Sunday, December 9, 2018

Ms. Hen reviews A Map of the World







A Map of the World
Jane Hamilton
Anchor Books
1994

Ms. Hen bought this book a while ago at the branch of the library near where she works. Some people might think it’s strange to buy a book at a library, but they are considerably cheaper than at bookstores, and the money supports the library, so everybody wins. This book sat on Ms. Hen’s shelf for some time. She bought it because she had read another book by the author, WHEN MADELINE WAS YOUNG, which she enjoyed.

Ms. Hen thinks this book is long and winding. The print in the book is small, so it took her a long time to read. The problem Ms. Hen had with this book is that it’s extremely sad. She knows that most literary fiction is about people who are sad, but this is one of the saddest books she has read. It’s about how a woman’s life can turn one day and then spiral downward out-of-control into a pit out of which she can never return.
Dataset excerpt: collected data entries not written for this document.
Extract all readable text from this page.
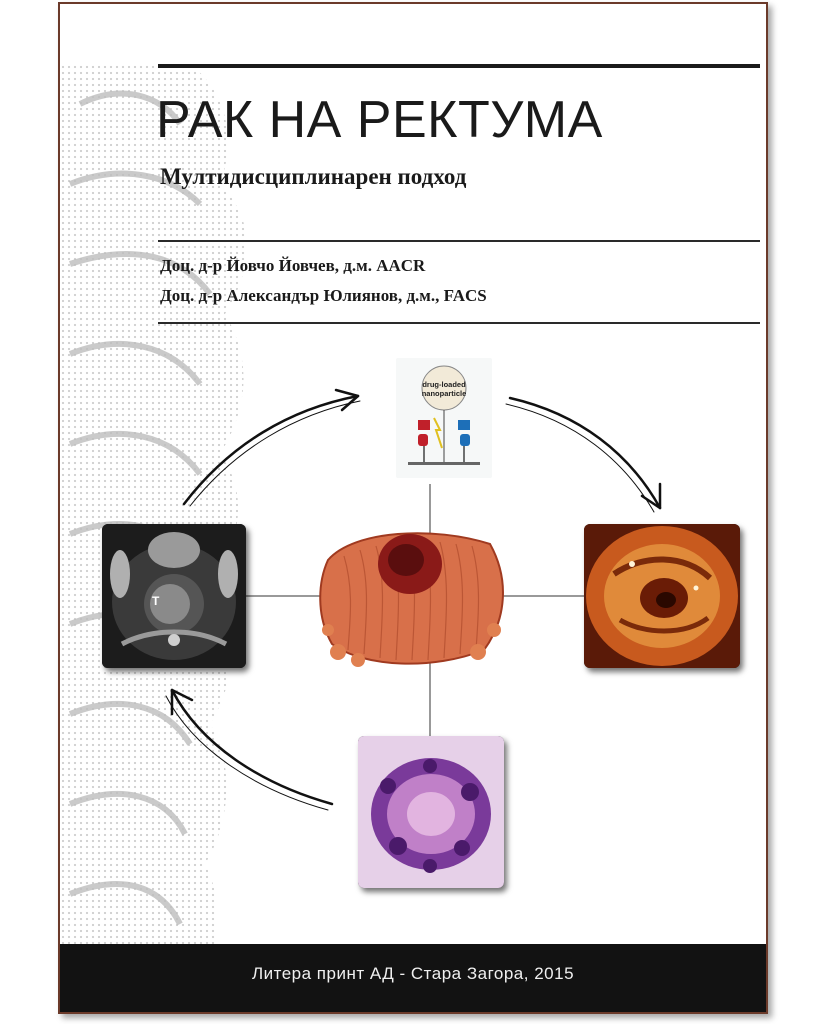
РАК НА РЕКТУМА
Мултидисциплинарен подход

Доц. д-р Йовчо Йовчев, д.м. AACR

Доц. д-р Александър Юлиянов, д.м., FACS

drug-loaded nanoparticle
T
Литера принт АД - Стара Загора, 2015
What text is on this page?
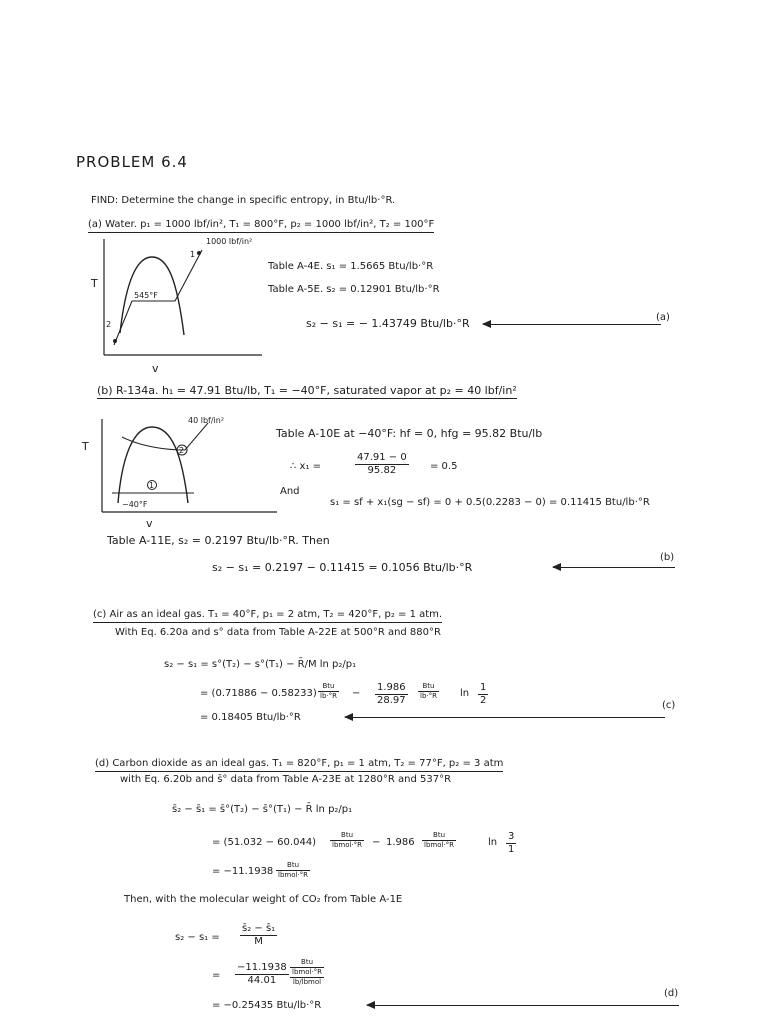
PROBLEM 6.4
FIND: Determine the change in specific entropy, in Btu/lb·°R.
(a) Water. p₁ = 1000 lbf/in², T₁ = 800°F, p₂ = 1000 lbf/in², T₂ = 100°F
T
v
1000 lbf/in²
545°F
1
2
Table A-4E. s₁ = 1.5665 Btu/lb·°R
Table A-5E. s₂ = 0.12901 Btu/lb·°R
s₂ − s₁ = − 1.43749 Btu/lb·°R	(a)
(b) R-134a. h₁ = 47.91 Btu/lb, T₁ = −40°F, saturated vapor at p₂ = 40 lbf/in²
T
v
40 lbf/in²
−40°F
2
1
Table A-10E at −40°F: hf = 0, hfg = 95.82 Btu/lb
∴ x₁ =	$\frac{47.91 - 0}{95.82} = 0.5$
And
s₁ = sf + x₁(sg − sf) = 0 + 0.5(0.2283 − 0) = 0.11415 Btu/lb·°R
Table A-11E, s₂ = 0.2197 Btu/lb·°R. Then
s₂ − s₁ = 0.2197 − 0.11415 = 0.1056 Btu/lb·°R
(b)
(c) Air as an ideal gas. T₁ = 40°F, p₁ = 2 atm, T₂ = 420°F, p₂ = 1 atm.
With Eq. 6.20a and s° data from Table A-22E at 500°R and 880°R
s₂ − s₁ = s°(T₂) − s°(T₁) − R̄/M ln p₂/p₁
= (0.71886 − 0.58233)
Btu
$lb\cdot^\circ R - \frac{1.986}{28.97}$	Btu
lb·°R $\ln \frac{1}{2}$
= 0.18405 Btu/lb·°R
(c)
(d) Carbon dioxide as an ideal gas. T₁ = 820°F, p₁ = 1 atm, T₂ = 77°F, p₂ = 3 atm
with Eq. 6.20b and s̄° data from Table A-23E at 1280°R and 537°R
s̄₂ − s̄₁ = s̄°(T₂) − s̄°(T₁) − R̄ ln p₂/p₁
= (51.032 − 60.044)
Btu
lbmol·°R − 1.986
Btu
lbmol·°R	$\ln \frac{3}{1}$
= −11.1938
Btu
lbmol·°R
Then, with the molecular weight of CO₂ from Table A-1E
$s_2 - s_1 = \frac{\text{s̄₂ − s̄₁}}{M}$
= $\frac{-11.1938}{44.01}$	Btu
lbmol·°R
lb/lbmol
= −0.25435 Btu/lb·°R
(d)
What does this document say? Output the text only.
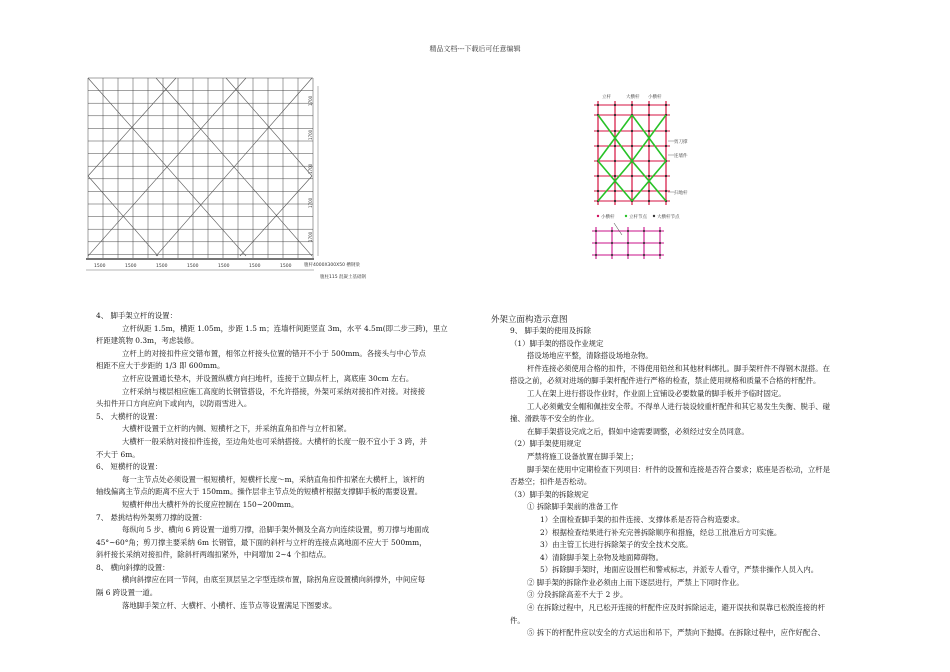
精品文档---下载后可任意编辑
1500	1500	1500	1500	1500	1500	1500	腹杆4000X300X50 槽钢梁
腹柱115 混凝土基础钢
1700
1700
1700
1700
1700
立杆	大横杆 小横杆
剪刀撑
连墙件
扫地杆
小横杆	立杆节点 大横杆节点
外架立面构造示意图

4、 脚手架立杆的设置：

立杆纵距 1.5m，横距 1.05m，步距 1.5 m；连墙杆间距竖直 3m，水平 4.5m(即二步三跨)，里立

杆距建筑物 0.3m，考虑装修。

立杆上的对接扣件应交错布置，相邻立杆接头位置的错开不小于 500mm。各接头与中心节点

相距不应大于步距的 1/3 即 600mm。

立杆应设置通长垫木，并设置纵横方向扫地杆，连接于立脚点杆上，离底座 30cm 左右。

立杆采纳与楼层相应施工高度的长钢管搭设，不允许搭接，外架可采纳对接扣件对接。对接接

头扣件开口方向应向下或向内，以防雨雪进入。

5、 大横杆的设置：

大横杆设置于立杆的内侧、短横杆之下，并采纳直角扣件与立杆扣紧。

大横杆一般采纳对接扣件连接，至边角处也可采纳搭接。大横杆的长度一般不宜小于 3 跨，并

不大于 6m。

6、 短横杆的设置：

每一主节点处必须设置一根短横杆，短横杆长度～m，采纳直角扣件扣紧在大横杆上，该杆的

轴线偏离主节点的距离不应大于 150mm。操作层非主节点处的短横杆根据支撑脚手板的需要设置。

短横杆伸出大横杆外的长度应控制在 150~200mm。

7、 悬挑结构外架剪刀撑的设置：

每纵向 5 步、横向 6 跨设置一道剪刀撑，沿脚手架外侧及全高方向连续设置，剪刀撑与地面成

45°~60°角；剪刀撑主要采纳 6m 长钢管，最下面的斜杆与立杆的连接点离地面不应大于 500mm，

斜杆接长采纳对接扣件，除斜杆两端扣紧外，中间增加 2~4 个扣结点。

8、 横向斜撑的设置：

横向斜撑应在同一节间，由底至顶层呈之字型连续布置，除拐角应设置横向斜撑外，中间应每

隔 6 跨设置一道。

落地脚手架立杆、大横杆、小横杆、连节点等设置满足下图要求。

9、 脚手架的使用及拆除

（1）脚手架的搭设作业规定

搭设场地应平整，清除搭设场地杂物。

杆件连接必须使用合格的扣件，不得使用铅丝和其他材料绑扎。脚手架杆件不得钢木混搭。在

搭设之前，必须对进场的脚手架杆配件进行严格的检查，禁止使用规格和质量不合格的杆配件。

工人在架上进行搭设作业时，作业面上宜铺设必要数量的脚手板并予临时固定。

工人必须戴安全帽和佩挂安全带。不得单人进行装设较重杆配件和其它易发生失衡、脱手、碰

撞、滑跌等不安全的作业。

在脚手架搭设完成之后，假如中途需要调整，必须经过安全员同意。

（2）脚手架使用规定

严禁将施工设备放置在脚手架上；

脚手架在使用中定期检查下列项目：杆件的设置和连接是否符合要求；底座是否松动，立杆是

否悬空；扣件是否松动。

（3）脚手架的拆除规定

① 拆除脚手架前的准备工作

1）全面检查脚手架的扣件连接、支撑体系是否符合构造要求。

2）根据检查结果进行补充完善拆除顺序和措施，经总工批准后方可实施。

3）由主管工长进行拆除架子的安全技术交底。

4）清除脚手架上杂物及地面障碍物。

5）拆除脚手架时，地面应设围栏和警戒标志，并派专人看守，严禁非操作人员入内。

② 脚手架的拆除作业必须由上而下逐层进行，严禁上下同时作业。

③ 分段拆除高差不大于 2 步。

④ 在拆除过程中，凡已松开连接的杆配件应及时拆除运走，避开误扶和误靠已松脱连接的杆

件。

⑤ 拆下的杆配件应以安全的方式运出和吊下，严禁向下抛掷。在拆除过程中，应作好配合、
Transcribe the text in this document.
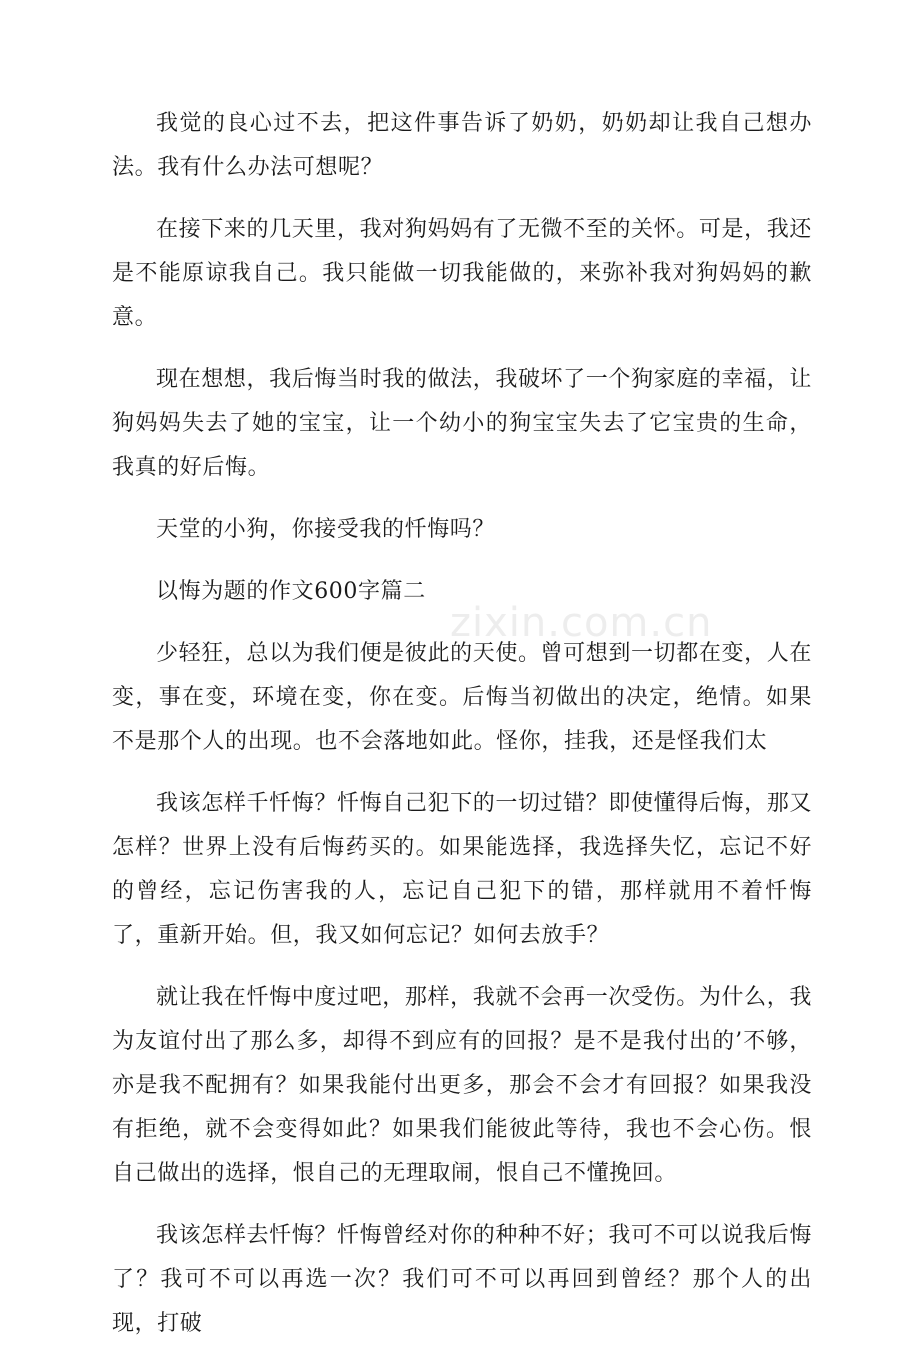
我觉的良心过不去，把这件事告诉了奶奶，奶奶却让我自己想办法。我有什么办法可想呢？

在接下来的几天里，我对狗妈妈有了无微不至的关怀。可是，我还是不能原谅我自己。我只能做一切我能做的，来弥补我对狗妈妈的歉意。

现在想想，我后悔当时我的做法，我破坏了一个狗家庭的幸福，让狗妈妈失去了她的宝宝，让一个幼小的狗宝宝失去了它宝贵的生命，我真的好后悔。

天堂的小狗，你接受我的忏悔吗？

以悔为题的作文600字篇二

少轻狂，总以为我们便是彼此的天使。曾可想到一切都在变，人在变，事在变，环境在变，你在变。后悔当初做出的决定，绝情。如果不是那个人的出现。也不会落地如此。怪你，挂我，还是怪我们太

我该怎样千忏悔？忏悔自己犯下的一切过错？即使懂得后悔，那又怎样？世界上没有后悔药买的。如果能选择，我选择失忆，忘记不好的曾经，忘记伤害我的人，忘记自己犯下的错，那样就用不着忏悔了，重新开始。但，我又如何忘记？如何去放手？

就让我在忏悔中度过吧，那样，我就不会再一次受伤。为什么，我为友谊付出了那么多，却得不到应有的回报？是不是我付出的’不够，亦是我不配拥有？如果我能付出更多，那会不会才有回报？如果我没有拒绝，就不会变得如此？如果我们能彼此等待，我也不会心伤。恨自己做出的选择，恨自己的无理取闹，恨自己不懂挽回。

我该怎样去忏悔？忏悔曾经对你的种种不好；我可不可以说我后悔了？我可不可以再选一次？我们可不可以再回到曾经？那个人的出现，打破

zixin.com.cn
This novel is about Alice, a woman married to Howard, who live on a dairy farm with their two daughters, Claire and Emma. They are both college educated and it was Howard’s dream to own a dairy farm. After they were married they purchased a large piece of land with help from his mother.  Alice is babysitting her friend Theresa’s children when one girl, Lizzy, accidentally drowns in the pond on their land. Alice is riddled with guilt, and becomes depressed and immobile. Soon after that, she is accused of sexually molesting some boys where she works as a school nurse.

Alice ends up in jail, and Howard and her daughters are desperate. Her friend Theresa is heartbroken about Lizzy. Everyone’s life is terrible in this novel. One of the aspects that Ms. Hen didn’t like about this book is that all the characters seem to be pretentious. She does not usually like books about rural areas, because that is not the world that she understands. Ms. Hen prefers urban novels, but everything she read about this book was positive, so she decided she needed to stick to it. It was considered one of the best books of the year when it came out, but Ms. Hen thinks it’s too depressing to be one of her best books of this year.

One thing Ms. Hen did like about this novel was the sense of place. She felt she really knew what the farm looked like, and she felt that the characters loved the land and the house. Ms. Hen liked that the characters felt connected to the land, even thought they had not lived there that long. The entire surrounding area was turning into unattractive housing developments, and theirs was the last farm in that area of Wisconsin. There are enough chickens in the book to keep Ms. Hen’s radar on, even though the book brought her down.

One other piece of the novel Ms. Hen admires is the inner lives of the characters, especially Alice. She has a rich fantasy life about everyone around her; she has the capability to imagine people in their ordinary lives, what they do and how they spend their time, which most people do not, unless they are writers. Ms. Hen wonders if the author is projecting her propensity to imagination onto Alice, giving her insight that a regular person would not have. Alice might not be a regular person, but she is invented by a writer who thinks like most writers do.

Ms. Hen did not love this book. She understands that the world is sad, but when she reads something, she wants to be enlightened or invigorated in some way. She doesn’t like to just be brought down. She realizes, and knows it’s true, that life sucks and then you die, but she prefers to read books that distract her from that fact rather than remind her of it.